Handling extremely large input files [Java Programming]

Prev: Referencing enclosing instance
Next: Java Logging Question

From: Martin Gregorie on 28 Apr 2010 15:57

On Wed, 28 Apr 2010 14:42:35 +0200, Hakan wrote:

> We need to scan a very big input file to see how many times each date
> occurs in it. This means that we want to check the number of times
> successive strings of the form "20020701", "20020702" and so on are in
> it from a given start to end date. The syntax is European format.
>
Sounds like a job for awk (gawk) or Perl to me, especially if its more or
less a one-off or infrequent task.

> What is the most efficent way to do it? I have tried with 1) a system
> call to grep
>
Does this imply that grep is run multiple times? If so, awk or Perl would
be *much* faster. Both have major advantages over repeatedly calling grep:

- you can use multiple patterns, e.g. one to limit processing to the
required date range / section of the file delimited by a date range

- you can use another pattern to recognise dates being counted if that
makes the code better structured

- both awk and Perl support associative arrays, which is exactly what
you need for listing unique dates on the file and counting the
ocurrences of each date.

Unless I missed something, a program that does the required scanning and
lists sorted results could be written in under 20 lines as an awk script
and in not many more with Perl.

--
martin@ | Martin Gregorie
gregorie. | Essex, UK
org |

From: ~Glynne on 28 Apr 2010 16:30

On Apr 28, 6:42 am, Hakan <H...(a)softhome.net> wrote:
> We need to scan a very big input file to see how many times each date
> occurs in it. This means that we want to check the number of times
> successive strings of the form "20020701", "20020702" and so on are in
> it from a given start to end date. The syntax is European format.
>
> What is the most efficent way to do it? I have tried with 1) a system
> call to grep and 2) a RandomAccessfile reading each character and moving
> the file pointer ahead, but none of them runs quickly enough. Another
> option might be to use a pattern matching, but then we would still
> probably have the problems of searching through most of the file. The
> records come in order such that no records of July 1 come after July 2.
> It would be great if anyone has ideas for this or has done it before.
>
> Thanks in advance!!
>
> Regards,
>
> Håkan Lane
>
> --
> Newsoffice.de - Die Onlinesoftware zum Lesen und Schreiben im Usenet
> Die Signatur läßt sich nach Belieben anpassen ;-)
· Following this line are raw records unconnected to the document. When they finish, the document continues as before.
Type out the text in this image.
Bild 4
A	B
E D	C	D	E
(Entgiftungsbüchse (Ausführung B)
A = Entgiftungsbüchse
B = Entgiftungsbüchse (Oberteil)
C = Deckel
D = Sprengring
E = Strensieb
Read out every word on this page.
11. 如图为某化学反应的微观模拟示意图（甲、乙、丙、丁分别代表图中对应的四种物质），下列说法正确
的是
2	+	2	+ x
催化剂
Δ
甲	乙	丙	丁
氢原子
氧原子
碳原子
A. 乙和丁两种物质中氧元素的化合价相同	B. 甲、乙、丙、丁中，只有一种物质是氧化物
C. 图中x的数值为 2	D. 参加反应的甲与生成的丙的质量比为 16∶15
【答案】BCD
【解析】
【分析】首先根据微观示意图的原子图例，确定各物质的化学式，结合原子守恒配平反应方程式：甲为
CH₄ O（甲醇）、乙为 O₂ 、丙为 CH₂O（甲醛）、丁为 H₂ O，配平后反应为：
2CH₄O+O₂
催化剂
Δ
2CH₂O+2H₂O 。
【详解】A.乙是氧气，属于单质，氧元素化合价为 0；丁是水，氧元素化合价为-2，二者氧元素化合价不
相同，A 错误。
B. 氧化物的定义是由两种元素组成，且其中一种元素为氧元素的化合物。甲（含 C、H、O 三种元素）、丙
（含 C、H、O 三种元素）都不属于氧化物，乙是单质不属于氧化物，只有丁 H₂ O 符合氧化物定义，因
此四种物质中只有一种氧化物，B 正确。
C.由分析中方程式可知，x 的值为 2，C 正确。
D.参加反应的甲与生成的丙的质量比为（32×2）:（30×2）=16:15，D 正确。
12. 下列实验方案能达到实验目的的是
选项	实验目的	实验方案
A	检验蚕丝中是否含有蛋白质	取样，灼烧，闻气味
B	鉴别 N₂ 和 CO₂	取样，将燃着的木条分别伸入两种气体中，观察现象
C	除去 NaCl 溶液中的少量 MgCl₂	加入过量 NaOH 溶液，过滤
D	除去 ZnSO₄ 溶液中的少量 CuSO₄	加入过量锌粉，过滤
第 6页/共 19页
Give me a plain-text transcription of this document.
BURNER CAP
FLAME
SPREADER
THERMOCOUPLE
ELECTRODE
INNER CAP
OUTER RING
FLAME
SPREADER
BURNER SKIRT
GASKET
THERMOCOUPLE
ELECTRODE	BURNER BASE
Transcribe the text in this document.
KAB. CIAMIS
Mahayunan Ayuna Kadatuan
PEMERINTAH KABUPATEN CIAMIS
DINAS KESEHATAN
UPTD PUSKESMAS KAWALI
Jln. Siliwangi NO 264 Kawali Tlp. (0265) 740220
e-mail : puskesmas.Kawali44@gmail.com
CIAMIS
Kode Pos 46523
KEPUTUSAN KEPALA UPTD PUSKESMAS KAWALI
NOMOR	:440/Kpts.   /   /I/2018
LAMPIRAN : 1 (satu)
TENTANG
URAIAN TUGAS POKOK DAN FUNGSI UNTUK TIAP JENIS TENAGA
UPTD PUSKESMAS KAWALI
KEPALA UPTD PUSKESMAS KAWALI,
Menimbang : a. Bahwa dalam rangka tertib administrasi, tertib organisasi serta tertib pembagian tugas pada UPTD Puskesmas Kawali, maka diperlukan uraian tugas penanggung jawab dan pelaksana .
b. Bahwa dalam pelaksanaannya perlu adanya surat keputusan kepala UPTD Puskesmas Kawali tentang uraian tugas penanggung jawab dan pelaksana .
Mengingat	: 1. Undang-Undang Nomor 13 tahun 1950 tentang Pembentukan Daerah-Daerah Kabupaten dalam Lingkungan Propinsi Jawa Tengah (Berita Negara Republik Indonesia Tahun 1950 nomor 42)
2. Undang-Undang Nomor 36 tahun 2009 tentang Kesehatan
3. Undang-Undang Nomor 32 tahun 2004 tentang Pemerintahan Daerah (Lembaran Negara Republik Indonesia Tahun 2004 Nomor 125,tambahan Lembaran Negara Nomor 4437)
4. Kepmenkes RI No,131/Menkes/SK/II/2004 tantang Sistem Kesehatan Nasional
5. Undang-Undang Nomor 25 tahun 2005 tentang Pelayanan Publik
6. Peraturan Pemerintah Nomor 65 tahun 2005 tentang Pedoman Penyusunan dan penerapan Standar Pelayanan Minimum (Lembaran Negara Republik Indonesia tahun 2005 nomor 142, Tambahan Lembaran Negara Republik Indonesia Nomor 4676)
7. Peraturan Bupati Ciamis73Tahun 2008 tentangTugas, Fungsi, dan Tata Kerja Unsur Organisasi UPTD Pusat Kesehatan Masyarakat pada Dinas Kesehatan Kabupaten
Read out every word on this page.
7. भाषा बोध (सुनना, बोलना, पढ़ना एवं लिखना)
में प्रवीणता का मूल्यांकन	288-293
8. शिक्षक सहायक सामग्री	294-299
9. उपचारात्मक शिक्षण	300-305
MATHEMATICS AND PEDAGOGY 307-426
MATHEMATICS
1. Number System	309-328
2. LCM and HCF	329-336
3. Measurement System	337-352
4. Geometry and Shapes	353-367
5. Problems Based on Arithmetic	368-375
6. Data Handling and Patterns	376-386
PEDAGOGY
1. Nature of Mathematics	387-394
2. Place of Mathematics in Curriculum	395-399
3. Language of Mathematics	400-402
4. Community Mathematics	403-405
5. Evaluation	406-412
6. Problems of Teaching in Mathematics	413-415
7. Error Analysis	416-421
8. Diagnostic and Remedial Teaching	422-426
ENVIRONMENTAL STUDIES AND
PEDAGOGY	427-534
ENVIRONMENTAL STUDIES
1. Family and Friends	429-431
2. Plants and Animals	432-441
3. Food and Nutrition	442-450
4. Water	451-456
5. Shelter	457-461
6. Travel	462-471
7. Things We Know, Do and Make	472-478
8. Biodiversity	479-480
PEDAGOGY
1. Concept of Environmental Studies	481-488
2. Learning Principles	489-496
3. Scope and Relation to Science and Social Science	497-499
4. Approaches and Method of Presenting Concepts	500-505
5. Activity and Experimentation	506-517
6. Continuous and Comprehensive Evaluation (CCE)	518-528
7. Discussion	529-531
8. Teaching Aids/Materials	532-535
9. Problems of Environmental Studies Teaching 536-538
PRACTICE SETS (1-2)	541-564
Implement the following pseudo-code in the language of your choice.

last_date = fencepost
counter = 0

while readline

extract date field

if ( date != last_date )
print last_date, counter
last_date = date
counter = 1
else
increment counter

end while

print last_date, counter

As for fast IO in Java I would recommend

BufferedReader stdin =
new BufferedReader(new InputStreamReader(System.in,
"ISO-8859-1"));

while( (line=stdin.readLine()) != null ) { .... }

~Glynne

From: Arne Vajhøj on 28 Apr 2010 22:00

On 28-04-2010 13:54, Robert Kochem wrote:
> IMHO it is much better to use an FileInputStream in combination with a
> BufferedInputStream with a buffer larger than 10MB.

BufferedInputStream/FileInputStream with a large buffer
or
FileInputStream with a buffer in the application code
or
FileChannel.map

should all give good performance.

Arne

From: Roedy Green on 29 Apr 2010 12:48

On Wed, 28 Apr 2010 14:42:35 +0200, Hakan <H.L(a)softhome.net> wrote,
quoted or indirectly quoted someone who said :

>
> We need to scan a very big input file to see how many times each date
>occurs in it. This means that we want to check the number of times
>successive strings of the form "20020701", "20020702" and so on are in
>it from a given start to end date. The syntax is European format.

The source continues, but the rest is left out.